LONDON – Thinfilm Film Electronics ASA, a provider of polymer memory technology, has announced it is working with Palo Alto Research Center Inc., a subsidiary of Xerox, to develop memory technology enabled through printed electronics.
Thinfilm (Oslo, Norway) has been commercializing printed, rewritable memory using ferroelectric polymer material for application in specific markets — including toys and games — for a number of years and is developing contact-based memory arrays for higher-capacity applications.
Combining Thinfilm's memory with PARC's printed thin-film transistor technology will allow the development of integrated systems as part of Thinfilm’s product roadmap, the company said.
PARC specializes in designing full-featured systems customized for clients' applications. Such systems will benefit from Thinfilm's non-volatile ferroelectric polymer memory technology because power consumption is negligible and no connection to external power is required to retain information.

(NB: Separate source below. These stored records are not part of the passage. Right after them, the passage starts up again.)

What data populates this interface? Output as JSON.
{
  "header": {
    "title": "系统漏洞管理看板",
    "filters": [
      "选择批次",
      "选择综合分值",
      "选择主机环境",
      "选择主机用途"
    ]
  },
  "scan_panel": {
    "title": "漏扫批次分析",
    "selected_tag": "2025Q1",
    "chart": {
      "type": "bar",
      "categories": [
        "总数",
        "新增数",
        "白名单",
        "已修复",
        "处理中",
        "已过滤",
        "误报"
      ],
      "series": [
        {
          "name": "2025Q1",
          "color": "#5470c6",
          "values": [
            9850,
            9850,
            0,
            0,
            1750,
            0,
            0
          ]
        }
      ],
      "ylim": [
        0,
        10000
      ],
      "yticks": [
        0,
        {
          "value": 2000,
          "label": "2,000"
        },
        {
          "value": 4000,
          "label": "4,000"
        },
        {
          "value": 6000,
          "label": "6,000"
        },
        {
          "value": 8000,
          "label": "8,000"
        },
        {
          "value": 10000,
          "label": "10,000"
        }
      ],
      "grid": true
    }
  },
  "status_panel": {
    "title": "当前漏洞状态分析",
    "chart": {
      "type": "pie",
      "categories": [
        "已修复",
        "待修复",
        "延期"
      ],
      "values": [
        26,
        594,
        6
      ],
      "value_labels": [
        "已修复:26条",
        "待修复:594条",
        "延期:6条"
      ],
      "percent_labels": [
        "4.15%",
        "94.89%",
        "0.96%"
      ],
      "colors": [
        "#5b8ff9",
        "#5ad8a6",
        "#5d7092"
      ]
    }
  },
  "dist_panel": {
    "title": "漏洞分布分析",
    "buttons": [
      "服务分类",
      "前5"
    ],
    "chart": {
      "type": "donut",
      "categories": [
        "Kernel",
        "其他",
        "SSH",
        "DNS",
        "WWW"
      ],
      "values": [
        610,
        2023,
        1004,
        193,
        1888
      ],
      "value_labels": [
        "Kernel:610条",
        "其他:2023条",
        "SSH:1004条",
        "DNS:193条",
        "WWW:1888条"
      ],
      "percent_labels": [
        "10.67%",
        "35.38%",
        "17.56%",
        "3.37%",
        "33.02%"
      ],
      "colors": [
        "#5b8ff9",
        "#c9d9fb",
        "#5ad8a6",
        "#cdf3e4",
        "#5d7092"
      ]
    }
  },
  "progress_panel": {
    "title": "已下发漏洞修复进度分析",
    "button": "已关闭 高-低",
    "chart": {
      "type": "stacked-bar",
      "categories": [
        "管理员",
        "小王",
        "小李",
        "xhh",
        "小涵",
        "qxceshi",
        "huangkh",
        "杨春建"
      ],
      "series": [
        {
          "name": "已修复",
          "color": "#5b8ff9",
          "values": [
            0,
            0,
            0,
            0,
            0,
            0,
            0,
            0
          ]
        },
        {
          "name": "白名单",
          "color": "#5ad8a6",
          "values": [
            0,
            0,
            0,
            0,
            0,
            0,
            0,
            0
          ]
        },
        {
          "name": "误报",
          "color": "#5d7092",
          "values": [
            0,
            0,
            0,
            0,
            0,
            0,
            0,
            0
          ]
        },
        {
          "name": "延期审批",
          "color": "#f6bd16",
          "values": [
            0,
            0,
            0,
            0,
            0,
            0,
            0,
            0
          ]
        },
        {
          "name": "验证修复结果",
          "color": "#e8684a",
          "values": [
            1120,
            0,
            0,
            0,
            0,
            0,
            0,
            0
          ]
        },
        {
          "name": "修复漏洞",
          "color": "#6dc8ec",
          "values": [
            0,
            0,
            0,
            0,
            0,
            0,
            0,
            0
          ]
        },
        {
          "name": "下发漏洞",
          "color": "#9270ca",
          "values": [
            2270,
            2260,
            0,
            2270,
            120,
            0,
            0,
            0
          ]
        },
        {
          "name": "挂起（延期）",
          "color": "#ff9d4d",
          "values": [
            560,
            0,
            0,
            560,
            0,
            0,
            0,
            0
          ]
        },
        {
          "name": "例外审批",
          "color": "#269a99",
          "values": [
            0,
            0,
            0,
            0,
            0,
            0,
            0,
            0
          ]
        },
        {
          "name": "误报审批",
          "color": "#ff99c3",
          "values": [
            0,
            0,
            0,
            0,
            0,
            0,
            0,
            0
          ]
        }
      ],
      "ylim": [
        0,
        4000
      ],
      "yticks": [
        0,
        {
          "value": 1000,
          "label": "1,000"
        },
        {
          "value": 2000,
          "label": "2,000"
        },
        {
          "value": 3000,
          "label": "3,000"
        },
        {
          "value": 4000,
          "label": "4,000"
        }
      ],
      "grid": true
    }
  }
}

Target markets for Thinfilm memory products include RFID tags, sensor tags, disposable price labels. NFC-enabled phones will soon put RFID readers directly in millions of people's pockets, purses, and backpacks. Meanwhile, major companies are targeting RF for location tags, advertising, smart packaging, and other consumer-based applications.

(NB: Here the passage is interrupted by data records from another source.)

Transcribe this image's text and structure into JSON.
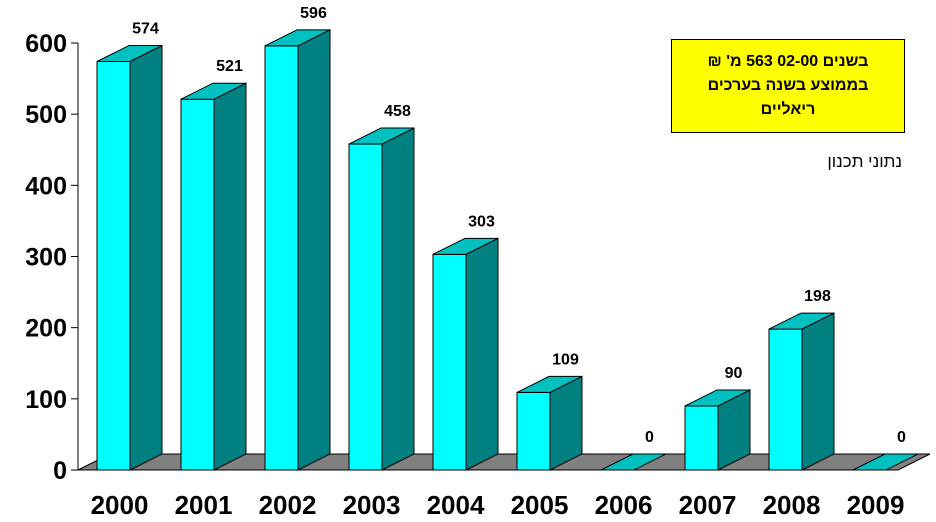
{
  "chart_data": {
    "type": "bar",
    "style": "3d-column",
    "categories": [
      "2000",
      "2001",
      "2002",
      "2003",
      "2004",
      "2005",
      "2006",
      "2007",
      "2008",
      "2009"
    ],
    "values": [
      574,
      521,
      596,
      458,
      303,
      109,
      0,
      90,
      198,
      0
    ],
    "data_labels": [
      "574",
      "521",
      "596",
      "458",
      "303",
      "109",
      "0",
      "90",
      "198",
      "0"
    ],
    "y_ticks": [
      "0",
      "100",
      "200",
      "300",
      "400",
      "500",
      "600"
    ],
    "ylim": [
      0,
      600
    ],
    "grid": false,
    "legend": "none",
    "colors": {
      "bar_front": "#00ffff",
      "bar_side": "#008080",
      "bar_top": "#00c0c0",
      "floor": "#808080"
    }
  },
  "annotation": {
    "lines": [
      "בשנים 02-00 563 מ' ₪",
      "בממוצע בשנה בערכים",
      "ריאליים"
    ],
    "background": "#ffff00"
  },
  "source_note": "נתוני תכנון"
}
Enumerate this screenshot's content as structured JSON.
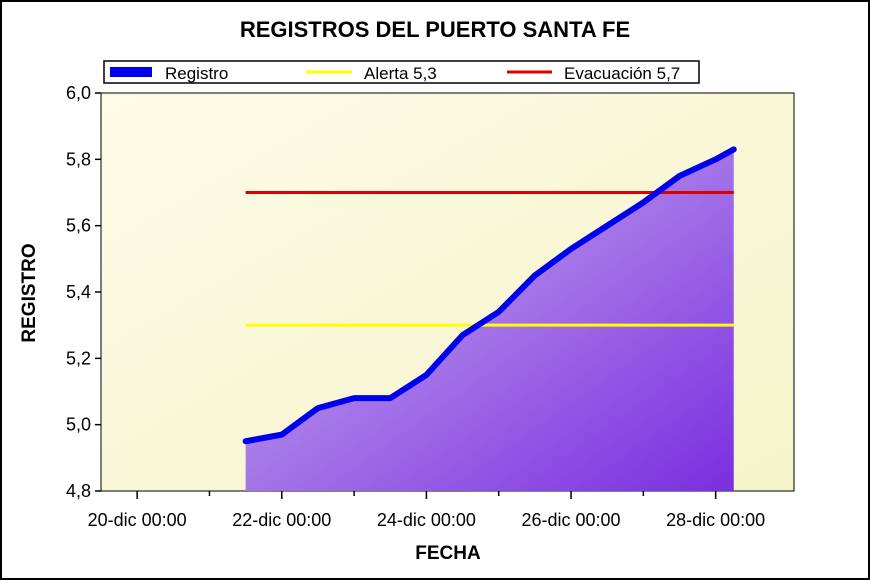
{
  "chart_data": {
    "type": "area",
    "title": "REGISTROS DEL PUERTO SANTA FE",
    "xlabel": "FECHA",
    "ylabel": "REGISTRO",
    "x_ticks": [
      "20-dic 00:00",
      "22-dic 00:00",
      "24-dic 00:00",
      "26-dic 00:00",
      "28-dic 00:00"
    ],
    "y_ticks": [
      "4,8",
      "5,0",
      "5,2",
      "5,4",
      "5,6",
      "5,8",
      "6,0"
    ],
    "ylim": [
      4.8,
      6.0
    ],
    "xlim": [
      "2019-12-19 12:00",
      "2019-12-29 02:00"
    ],
    "grid": false,
    "legend_position": "top",
    "series": [
      {
        "name": "Registro",
        "color": "#0000ee",
        "fill": "violet-gradient",
        "x": [
          "2019-12-21 12:00",
          "2019-12-22 00:00",
          "2019-12-22 12:00",
          "2019-12-23 00:00",
          "2019-12-23 12:00",
          "2019-12-24 00:00",
          "2019-12-24 12:00",
          "2019-12-25 00:00",
          "2019-12-25 12:00",
          "2019-12-26 00:00",
          "2019-12-26 12:00",
          "2019-12-27 00:00",
          "2019-12-27 12:00",
          "2019-12-28 00:00",
          "2019-12-28 06:00"
        ],
        "values": [
          4.95,
          4.97,
          5.05,
          5.08,
          5.08,
          5.15,
          5.27,
          5.34,
          5.45,
          5.53,
          5.6,
          5.67,
          5.75,
          5.8,
          5.83
        ]
      },
      {
        "name": "Alerta 5,3",
        "color": "#ffff00",
        "x": [
          "2019-12-21 12:00",
          "2019-12-28 06:00"
        ],
        "values": [
          5.3,
          5.3
        ]
      },
      {
        "name": "Evacuación 5,7",
        "color": "#dd0000",
        "x": [
          "2019-12-21 12:00",
          "2019-12-28 06:00"
        ],
        "values": [
          5.7,
          5.7
        ]
      }
    ]
  }
}
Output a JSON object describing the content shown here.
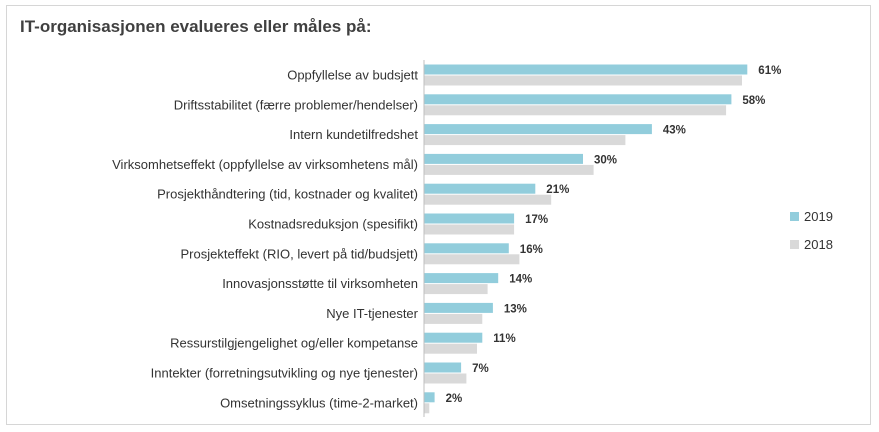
{
  "chart_data": {
    "type": "bar",
    "orientation": "horizontal",
    "title": "IT-organisasjonen evalueres eller måles på:",
    "xlabel": "",
    "ylabel": "",
    "xlim": [
      0,
      70
    ],
    "grid": false,
    "legend": "right",
    "value_suffix": "%",
    "categories": [
      "Oppfyllelse av budsjett",
      "Driftsstabilitet (færre problemer/hendelser)",
      "Intern kundetilfredshet",
      "Virksomhetseffekt (oppfyllelse av virksomhetens mål)",
      "Prosjekthåndtering (tid, kostnader og kvalitet)",
      "Kostnadsreduksjon (spesifikt)",
      "Prosjekteffekt (RIO, levert på tid/budsjett)",
      "Innovasjonsstøtte til virksomheten",
      "Nye IT-tjenester",
      "Ressurstilgjengelighet og/eller kompetanse",
      "Inntekter (forretningsutvikling og nye tjenester)",
      "Omsetningssyklus (time-2-market)"
    ],
    "series": [
      {
        "name": "2019",
        "color": "#92cddc",
        "values": [
          61,
          58,
          43,
          30,
          21,
          17,
          16,
          14,
          13,
          11,
          7,
          2
        ]
      },
      {
        "name": "2018",
        "color": "#d9d9d9",
        "values": [
          60,
          57,
          38,
          32,
          24,
          17,
          18,
          12,
          11,
          10,
          8,
          1
        ]
      }
    ]
  }
}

"Item-level tagging is the largest single market application for what Thinfilm memory and PARC can bring to the table together here," said Thinfilm CEO Davor Sutija, in a statement.
"By working closely with PARC to couple our memory products with their transistor technology and printed electronics capabilities, we will enable compact, 128-bit, fully printed memory systems," said Sutija. "Several of the world's large toy manufacturers are already designing concepts including this type of memory because of its unique design, form factor, and cost advantages. In addition to our products for card-based games and toys, we are adding resources to support the development of printed ID and sensor tags."
"We’ve been working to enhance the performance and reliability of printed electronics for quite some time now, and look forward to seeing this work in commercial products," said PARC scientist Ana Claudia Arias, in the same statement.
"When you consider the trajectory of emerging technologies, printed electronics is just coming down from its hype cycle and entering the realization phase. So now is the time for companies to look seriously at what's possible in this burgeoning market," said PARC CEO Mark Bernstein.